Greg Salmon

Rivers of Tweets

October 23, 2009 by Greg Salmon · 0 comments

I’ve felt a bit sorry – albeit in a depressingly web 2.0 way – for our American Twitter-using cousins over the last week. On two separate occasions they’ve had their real time frame of reference sabotaged by topics completely alien to them. Who is ‘Nick Griffin’? What is a ‘Jan Moir’? Who?

An understandably confused Uncle Sam aside, the last seven days have underlined just how much social media has changed the way in which news is spread around the world.

When Enoch Powell made his ‘Rivers of Blood’ speech on a grim Birmingham Saturday in 1968 it would have not been until that evening that it was reported upon, and then probably not until the Monday that it was widely debated. In contrast, according to the good folks at Radian 6 and Trendistic, a staggering 5,500 posts were published referencing Nasty Nick* around 11pm last night, whilst ‘BNP’ and ‘#BBCQT’ got a further 2,500 each. Indeed, before this morning was done not only had the press dissected Griffin’s appearance on the show but they could produce a snapshot of the public’s response to his performance.

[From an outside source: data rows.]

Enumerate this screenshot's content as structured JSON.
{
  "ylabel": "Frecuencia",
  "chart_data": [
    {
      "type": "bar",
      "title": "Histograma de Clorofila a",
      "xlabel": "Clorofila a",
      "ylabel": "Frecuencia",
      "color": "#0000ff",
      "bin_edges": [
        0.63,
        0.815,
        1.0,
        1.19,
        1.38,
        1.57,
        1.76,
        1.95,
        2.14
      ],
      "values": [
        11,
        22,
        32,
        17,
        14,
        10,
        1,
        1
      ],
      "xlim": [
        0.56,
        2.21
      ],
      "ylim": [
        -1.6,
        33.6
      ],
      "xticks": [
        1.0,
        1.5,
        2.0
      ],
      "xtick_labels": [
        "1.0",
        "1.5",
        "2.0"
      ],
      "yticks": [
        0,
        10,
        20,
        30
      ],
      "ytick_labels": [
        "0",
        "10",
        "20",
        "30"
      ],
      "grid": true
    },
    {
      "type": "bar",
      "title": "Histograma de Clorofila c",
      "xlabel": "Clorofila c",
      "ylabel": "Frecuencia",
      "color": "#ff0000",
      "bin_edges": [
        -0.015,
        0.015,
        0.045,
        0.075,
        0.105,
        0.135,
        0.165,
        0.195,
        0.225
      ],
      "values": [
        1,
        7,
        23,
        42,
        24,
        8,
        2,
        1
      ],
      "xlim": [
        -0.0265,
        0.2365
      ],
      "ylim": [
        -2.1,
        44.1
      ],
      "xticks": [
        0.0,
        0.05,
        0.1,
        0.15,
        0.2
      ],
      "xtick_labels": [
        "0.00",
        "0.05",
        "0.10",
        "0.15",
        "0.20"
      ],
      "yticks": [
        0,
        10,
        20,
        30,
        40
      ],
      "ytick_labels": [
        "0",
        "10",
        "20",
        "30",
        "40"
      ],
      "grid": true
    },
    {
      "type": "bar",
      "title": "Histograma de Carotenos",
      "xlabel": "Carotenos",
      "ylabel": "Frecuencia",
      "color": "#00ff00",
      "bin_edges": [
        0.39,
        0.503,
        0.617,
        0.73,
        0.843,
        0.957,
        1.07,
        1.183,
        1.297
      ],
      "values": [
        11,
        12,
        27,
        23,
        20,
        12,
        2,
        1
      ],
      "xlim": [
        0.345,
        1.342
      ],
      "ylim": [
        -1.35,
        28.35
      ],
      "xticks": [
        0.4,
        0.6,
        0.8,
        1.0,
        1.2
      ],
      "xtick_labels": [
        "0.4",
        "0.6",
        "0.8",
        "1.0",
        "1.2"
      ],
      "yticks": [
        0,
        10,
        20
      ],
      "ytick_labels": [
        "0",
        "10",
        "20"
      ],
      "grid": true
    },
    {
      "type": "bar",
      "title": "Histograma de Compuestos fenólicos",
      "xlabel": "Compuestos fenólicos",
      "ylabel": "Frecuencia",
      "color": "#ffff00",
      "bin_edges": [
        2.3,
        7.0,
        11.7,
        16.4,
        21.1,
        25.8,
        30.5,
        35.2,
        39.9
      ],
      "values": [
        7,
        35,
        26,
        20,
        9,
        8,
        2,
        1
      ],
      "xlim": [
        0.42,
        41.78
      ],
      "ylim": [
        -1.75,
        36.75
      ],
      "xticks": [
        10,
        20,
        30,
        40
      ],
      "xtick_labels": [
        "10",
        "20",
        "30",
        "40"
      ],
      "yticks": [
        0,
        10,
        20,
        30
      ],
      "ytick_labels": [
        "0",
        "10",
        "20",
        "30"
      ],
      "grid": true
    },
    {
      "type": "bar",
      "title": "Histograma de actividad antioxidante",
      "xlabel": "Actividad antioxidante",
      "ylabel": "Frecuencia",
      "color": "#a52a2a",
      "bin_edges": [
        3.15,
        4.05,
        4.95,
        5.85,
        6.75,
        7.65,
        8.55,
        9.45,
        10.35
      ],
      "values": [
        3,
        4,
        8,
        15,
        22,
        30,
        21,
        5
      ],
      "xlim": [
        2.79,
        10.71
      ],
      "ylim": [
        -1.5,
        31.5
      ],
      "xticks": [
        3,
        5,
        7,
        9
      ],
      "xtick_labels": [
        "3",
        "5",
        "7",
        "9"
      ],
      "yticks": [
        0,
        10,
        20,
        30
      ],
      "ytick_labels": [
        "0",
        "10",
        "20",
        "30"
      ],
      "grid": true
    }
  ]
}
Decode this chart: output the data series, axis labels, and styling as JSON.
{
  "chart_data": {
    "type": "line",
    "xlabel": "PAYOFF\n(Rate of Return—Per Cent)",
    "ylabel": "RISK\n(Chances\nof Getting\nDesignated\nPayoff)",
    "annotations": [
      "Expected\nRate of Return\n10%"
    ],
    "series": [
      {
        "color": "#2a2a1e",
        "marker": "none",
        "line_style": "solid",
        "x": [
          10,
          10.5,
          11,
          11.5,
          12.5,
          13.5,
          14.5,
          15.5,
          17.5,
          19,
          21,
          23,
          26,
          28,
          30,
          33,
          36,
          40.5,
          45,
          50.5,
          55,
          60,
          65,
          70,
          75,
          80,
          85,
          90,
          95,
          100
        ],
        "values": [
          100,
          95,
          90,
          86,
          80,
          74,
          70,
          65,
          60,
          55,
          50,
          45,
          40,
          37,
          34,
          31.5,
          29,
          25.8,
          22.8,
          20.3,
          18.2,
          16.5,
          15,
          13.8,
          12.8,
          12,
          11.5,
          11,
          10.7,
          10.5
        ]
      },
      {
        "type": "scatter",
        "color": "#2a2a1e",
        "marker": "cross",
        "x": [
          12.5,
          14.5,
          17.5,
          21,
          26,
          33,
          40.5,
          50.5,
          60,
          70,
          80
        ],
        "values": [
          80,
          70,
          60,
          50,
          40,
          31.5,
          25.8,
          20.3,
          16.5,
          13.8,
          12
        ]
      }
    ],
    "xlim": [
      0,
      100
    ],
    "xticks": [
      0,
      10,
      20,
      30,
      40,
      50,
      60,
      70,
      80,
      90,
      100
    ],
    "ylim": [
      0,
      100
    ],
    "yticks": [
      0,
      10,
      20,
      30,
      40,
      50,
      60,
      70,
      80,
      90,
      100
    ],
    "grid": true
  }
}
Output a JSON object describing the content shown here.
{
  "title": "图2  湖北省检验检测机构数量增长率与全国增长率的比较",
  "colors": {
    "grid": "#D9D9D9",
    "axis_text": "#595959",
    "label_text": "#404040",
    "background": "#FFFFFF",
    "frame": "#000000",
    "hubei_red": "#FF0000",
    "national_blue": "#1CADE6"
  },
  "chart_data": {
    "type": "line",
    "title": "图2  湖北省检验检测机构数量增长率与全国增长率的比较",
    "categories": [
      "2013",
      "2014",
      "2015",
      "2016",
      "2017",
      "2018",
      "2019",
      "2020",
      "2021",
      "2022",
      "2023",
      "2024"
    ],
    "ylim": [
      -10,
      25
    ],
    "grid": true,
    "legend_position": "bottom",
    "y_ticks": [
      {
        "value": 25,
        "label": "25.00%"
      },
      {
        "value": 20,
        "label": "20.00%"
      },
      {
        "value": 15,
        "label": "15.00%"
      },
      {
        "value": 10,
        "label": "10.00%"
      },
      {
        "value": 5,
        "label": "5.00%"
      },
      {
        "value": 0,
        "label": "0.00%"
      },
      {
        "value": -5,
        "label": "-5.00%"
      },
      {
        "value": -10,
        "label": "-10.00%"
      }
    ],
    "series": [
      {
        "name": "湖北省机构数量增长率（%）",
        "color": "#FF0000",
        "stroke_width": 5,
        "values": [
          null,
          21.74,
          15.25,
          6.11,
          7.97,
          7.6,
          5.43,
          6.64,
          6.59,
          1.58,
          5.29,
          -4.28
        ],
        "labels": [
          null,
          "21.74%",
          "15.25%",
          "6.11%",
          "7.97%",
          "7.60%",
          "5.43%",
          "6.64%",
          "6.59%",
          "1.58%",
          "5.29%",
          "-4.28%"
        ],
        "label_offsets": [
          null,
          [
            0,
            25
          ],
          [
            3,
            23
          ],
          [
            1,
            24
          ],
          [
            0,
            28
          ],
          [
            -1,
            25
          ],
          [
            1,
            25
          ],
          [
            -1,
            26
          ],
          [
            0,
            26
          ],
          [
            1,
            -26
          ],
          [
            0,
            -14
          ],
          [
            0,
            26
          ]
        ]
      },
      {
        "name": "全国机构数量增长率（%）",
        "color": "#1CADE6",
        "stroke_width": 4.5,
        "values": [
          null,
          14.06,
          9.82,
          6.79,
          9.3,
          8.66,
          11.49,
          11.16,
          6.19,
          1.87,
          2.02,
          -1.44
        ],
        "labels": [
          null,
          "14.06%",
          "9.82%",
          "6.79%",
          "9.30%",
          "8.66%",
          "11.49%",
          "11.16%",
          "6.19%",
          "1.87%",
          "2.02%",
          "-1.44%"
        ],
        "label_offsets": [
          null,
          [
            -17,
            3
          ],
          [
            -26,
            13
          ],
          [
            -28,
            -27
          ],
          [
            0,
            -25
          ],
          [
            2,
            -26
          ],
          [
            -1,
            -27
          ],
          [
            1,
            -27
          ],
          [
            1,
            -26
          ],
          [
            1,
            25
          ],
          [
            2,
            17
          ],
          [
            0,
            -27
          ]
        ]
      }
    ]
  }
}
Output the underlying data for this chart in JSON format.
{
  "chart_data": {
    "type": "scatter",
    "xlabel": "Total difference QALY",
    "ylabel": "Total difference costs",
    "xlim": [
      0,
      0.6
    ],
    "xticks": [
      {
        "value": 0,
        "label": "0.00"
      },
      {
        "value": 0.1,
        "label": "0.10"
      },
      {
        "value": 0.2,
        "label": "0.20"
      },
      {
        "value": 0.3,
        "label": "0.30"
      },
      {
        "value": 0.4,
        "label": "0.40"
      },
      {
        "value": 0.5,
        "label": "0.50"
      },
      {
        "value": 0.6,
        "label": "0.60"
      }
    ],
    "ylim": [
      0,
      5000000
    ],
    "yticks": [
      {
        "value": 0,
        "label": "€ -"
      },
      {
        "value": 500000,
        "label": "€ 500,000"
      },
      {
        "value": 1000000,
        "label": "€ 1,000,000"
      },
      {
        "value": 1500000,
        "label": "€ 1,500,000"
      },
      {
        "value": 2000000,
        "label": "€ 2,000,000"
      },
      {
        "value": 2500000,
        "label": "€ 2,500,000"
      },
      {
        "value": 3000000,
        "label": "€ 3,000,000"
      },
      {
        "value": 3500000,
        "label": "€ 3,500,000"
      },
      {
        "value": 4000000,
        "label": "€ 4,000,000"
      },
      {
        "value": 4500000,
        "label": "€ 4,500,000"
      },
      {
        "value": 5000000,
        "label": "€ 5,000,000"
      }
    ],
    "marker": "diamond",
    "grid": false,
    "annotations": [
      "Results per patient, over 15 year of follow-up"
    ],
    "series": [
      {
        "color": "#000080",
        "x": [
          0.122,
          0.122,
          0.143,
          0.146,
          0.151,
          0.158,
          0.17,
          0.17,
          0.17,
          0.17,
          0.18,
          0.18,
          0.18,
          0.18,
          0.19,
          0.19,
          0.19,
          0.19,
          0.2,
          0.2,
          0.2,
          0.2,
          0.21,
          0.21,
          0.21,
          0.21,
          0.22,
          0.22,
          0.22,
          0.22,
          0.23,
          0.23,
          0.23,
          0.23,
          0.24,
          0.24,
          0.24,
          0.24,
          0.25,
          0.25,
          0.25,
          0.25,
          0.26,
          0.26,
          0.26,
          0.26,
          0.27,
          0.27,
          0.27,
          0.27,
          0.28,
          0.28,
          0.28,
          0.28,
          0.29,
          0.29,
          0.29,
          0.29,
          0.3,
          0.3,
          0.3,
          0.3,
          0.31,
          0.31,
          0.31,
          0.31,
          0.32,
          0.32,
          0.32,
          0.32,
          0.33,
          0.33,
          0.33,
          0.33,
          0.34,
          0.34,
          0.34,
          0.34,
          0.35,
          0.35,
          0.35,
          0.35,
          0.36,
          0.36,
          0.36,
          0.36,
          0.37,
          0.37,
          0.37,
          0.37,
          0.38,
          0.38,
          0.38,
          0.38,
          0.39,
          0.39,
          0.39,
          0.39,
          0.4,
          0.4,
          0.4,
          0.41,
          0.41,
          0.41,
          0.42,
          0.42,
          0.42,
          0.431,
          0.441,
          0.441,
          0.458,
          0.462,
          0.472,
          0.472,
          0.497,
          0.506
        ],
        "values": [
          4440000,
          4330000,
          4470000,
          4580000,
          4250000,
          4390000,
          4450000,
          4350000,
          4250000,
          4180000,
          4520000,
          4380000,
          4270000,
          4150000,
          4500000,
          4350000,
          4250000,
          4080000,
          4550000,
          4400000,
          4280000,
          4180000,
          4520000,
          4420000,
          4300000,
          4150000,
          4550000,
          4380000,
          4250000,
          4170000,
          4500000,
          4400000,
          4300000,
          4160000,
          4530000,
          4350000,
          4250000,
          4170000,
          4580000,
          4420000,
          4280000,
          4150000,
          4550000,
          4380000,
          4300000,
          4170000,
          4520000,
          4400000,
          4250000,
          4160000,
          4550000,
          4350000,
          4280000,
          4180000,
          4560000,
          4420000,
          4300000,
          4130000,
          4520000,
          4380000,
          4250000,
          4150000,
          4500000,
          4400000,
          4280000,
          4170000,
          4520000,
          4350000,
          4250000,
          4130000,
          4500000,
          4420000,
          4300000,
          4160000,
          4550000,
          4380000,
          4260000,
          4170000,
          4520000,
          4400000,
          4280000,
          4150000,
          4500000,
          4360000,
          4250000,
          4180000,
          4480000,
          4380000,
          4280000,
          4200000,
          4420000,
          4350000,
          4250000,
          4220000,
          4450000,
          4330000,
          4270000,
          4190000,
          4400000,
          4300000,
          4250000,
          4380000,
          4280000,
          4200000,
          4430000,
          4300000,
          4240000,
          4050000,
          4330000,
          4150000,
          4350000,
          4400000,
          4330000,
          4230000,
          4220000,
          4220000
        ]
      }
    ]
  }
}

This is, of course, no great surprise, as you’d have to have been under a particularly Luddite-tinged rock to have missed the rise of Twitter et al. What is more of a chin scratcher, on the other hand, is how exactly we can ascertain who earns a sense of authority in amongst all this noise. It was a topic doing the rounds without too much resolution back at the inaugural media140 event in May. Is it an advantage for news to be reported at a faster rate if it undermines the extent to which the author considers his own opinions? With far more people becoming published, are the experienced opinions of professional journalists more or less important.

My own suspicion is that there is still an overwhelming need for the voice of insight in amongst all the shouting (cue image of the heroic David Dimbleby…). However, breaking events of the last week go to show that a large proportion of the audience might have already made their mind up before they even get to hear this voice.

*I wonder how Nick Bateman feels about Nick Griffin. Pretty cheesed off, I’d bet. He’s stolen the poor chap’s thunder and then some.